E sem maiores delongas, cerimonial simples. Hino nacional e composição da mesa de autoridades. Imediatamente, a palavra foi passada para o "comandante en jefe". Fidel falou por apenas três horas.
Vi alguns bravos colegas se renderem à exaustão e puxarem um ronco. Mas, para mim, aquele era um momento único: eu estava a poucos metros de quem FEZ a história que eu estudo. O conteúdo do discurso vai se perdendo, mas o magnetismo do orador e as circunstâncias formam na minha memória uma imagem de lutadores ouvindo seu líder repassar as últimas palavras de encorajamento antes da batalha...
...
Apesar de não perceber qualquer esquema de segurança, não consegui chegar perto a ponto de pedir o autográfo. Mas me vi de pé, frente a frente com quem ousou desafiar a maior potência da História. Um senhor já entrado em anos, mas altivo, com a postura característica, quepe e uniforme de mercenário, como ele mesmo diz.
O máximo de subversão que conseguimos foi quando o repórter da Globo tentou entrevistá-lo e a turba de umas 100 pessoas na qual me inseria começou a gritar: "O povo não é bobo, abaixo a Rede Globo".
No alojamento, uma breve decepção: ficamos num quarto com uma turma de Marília-SP. A "agenda política" deles incluía viagens a Ouro Preto e aos bares mais badalados de BH. Foi o único ambiente fechado com neblina que eu conheci. Um colega nosso chegou a pegar um barato por tabela,
Já eu, do lado de fora, curtia meus dois Cohibas, olhar distante e sorriso no canto da boca, protegido do orvalho da noite, desligado do mundo real, imaginando utopias, sociedades justas, fraternas e igualitárias, inspiradas pelo idealismo daquele barbudo que saiu de Sierra Maestra para inscrever seu nome no panteão dos heróis da nossa época.

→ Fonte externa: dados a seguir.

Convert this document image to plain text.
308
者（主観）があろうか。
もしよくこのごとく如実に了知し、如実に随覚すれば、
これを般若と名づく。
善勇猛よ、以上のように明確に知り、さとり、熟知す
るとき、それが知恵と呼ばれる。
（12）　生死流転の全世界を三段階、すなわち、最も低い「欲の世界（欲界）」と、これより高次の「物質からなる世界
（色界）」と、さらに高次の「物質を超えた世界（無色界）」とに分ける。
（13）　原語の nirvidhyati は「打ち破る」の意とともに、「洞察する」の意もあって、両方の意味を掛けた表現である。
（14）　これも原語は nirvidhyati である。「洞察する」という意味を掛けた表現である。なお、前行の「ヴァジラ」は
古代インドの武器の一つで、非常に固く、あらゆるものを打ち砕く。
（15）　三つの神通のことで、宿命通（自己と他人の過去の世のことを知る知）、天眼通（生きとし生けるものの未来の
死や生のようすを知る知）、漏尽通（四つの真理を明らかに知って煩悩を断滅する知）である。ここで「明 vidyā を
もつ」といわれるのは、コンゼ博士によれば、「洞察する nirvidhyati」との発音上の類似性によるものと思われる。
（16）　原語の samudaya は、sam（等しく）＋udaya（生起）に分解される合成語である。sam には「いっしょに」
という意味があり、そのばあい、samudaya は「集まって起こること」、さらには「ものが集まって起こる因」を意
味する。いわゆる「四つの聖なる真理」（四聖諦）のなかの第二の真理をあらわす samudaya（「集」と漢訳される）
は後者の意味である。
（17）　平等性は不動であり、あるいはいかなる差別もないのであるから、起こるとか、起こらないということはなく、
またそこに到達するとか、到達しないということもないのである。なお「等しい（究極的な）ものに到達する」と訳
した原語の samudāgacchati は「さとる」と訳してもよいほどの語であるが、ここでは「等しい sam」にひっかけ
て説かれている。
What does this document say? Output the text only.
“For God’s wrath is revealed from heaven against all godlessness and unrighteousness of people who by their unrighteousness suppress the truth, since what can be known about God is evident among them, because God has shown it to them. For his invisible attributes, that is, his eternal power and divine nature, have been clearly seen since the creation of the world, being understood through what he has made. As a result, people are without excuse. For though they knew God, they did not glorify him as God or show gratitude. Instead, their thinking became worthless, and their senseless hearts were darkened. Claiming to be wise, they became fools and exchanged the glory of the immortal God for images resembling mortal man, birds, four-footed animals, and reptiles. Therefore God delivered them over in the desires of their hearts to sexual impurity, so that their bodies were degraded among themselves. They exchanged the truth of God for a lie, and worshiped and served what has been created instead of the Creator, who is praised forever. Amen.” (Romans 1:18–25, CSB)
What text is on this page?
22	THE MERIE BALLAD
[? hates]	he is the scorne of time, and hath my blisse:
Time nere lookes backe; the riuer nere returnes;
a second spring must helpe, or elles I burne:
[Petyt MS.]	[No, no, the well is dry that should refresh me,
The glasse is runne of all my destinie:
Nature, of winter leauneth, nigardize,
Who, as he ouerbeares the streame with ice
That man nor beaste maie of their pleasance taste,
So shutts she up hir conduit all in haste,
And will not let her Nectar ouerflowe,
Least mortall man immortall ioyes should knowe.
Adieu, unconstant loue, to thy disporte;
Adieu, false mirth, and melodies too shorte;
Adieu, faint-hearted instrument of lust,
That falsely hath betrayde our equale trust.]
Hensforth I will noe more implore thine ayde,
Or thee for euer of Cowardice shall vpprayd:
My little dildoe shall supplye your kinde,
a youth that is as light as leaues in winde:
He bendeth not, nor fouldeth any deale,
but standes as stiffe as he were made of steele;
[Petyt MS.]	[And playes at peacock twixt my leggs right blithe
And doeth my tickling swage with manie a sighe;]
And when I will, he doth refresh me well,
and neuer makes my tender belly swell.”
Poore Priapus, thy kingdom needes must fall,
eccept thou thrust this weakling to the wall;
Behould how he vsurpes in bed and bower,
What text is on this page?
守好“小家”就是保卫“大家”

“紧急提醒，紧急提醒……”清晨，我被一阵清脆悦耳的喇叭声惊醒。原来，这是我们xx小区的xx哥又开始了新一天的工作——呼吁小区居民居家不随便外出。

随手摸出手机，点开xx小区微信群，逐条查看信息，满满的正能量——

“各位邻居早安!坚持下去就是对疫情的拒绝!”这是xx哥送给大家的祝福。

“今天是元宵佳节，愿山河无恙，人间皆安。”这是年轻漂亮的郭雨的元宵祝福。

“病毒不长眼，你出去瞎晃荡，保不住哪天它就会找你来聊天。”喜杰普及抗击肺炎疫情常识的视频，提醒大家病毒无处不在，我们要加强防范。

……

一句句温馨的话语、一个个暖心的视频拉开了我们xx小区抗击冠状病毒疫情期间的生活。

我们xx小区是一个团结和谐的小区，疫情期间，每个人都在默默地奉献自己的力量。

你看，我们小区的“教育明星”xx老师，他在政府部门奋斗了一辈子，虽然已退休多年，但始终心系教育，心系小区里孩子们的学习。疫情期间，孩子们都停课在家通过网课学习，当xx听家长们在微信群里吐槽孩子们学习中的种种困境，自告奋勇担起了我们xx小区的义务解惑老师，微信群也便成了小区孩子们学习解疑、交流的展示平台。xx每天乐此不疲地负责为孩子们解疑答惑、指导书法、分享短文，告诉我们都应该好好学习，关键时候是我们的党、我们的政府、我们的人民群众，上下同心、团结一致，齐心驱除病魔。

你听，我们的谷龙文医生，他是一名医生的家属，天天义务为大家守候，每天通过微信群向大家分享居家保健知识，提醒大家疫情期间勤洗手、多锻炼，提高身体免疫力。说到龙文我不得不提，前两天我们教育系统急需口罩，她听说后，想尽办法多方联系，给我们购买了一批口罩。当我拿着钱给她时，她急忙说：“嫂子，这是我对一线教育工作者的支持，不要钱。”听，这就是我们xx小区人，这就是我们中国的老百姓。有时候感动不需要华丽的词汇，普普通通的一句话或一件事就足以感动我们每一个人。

Leiam o artigo do Rodrigo Vianna. É muito melhor que essa babação de ovo aqui.
2 comentários:
Me tire duas dúvidas:
Nesse congresso a musiquinha que você mais mais cantou foi " Cresce! Cresce! Sai da UJS!" ou "PSTU como é que é? Ninguém te ama, ninguém te quer!"?
Qual era a sua reação quando as pessoas escutavam esse relato e, simplesmente, falavam: "e daí?"?
Ah... esses musiquinhas...
"Um, dois três...
quatro, cinco, seis...
sete, oito, nove...
para doze faltam três"
Quanto à minha reação é de decepção, mas uma vez que encontrei o cunhado do Aristeu, nativo de Fortaleza, que se emocionou com essa história.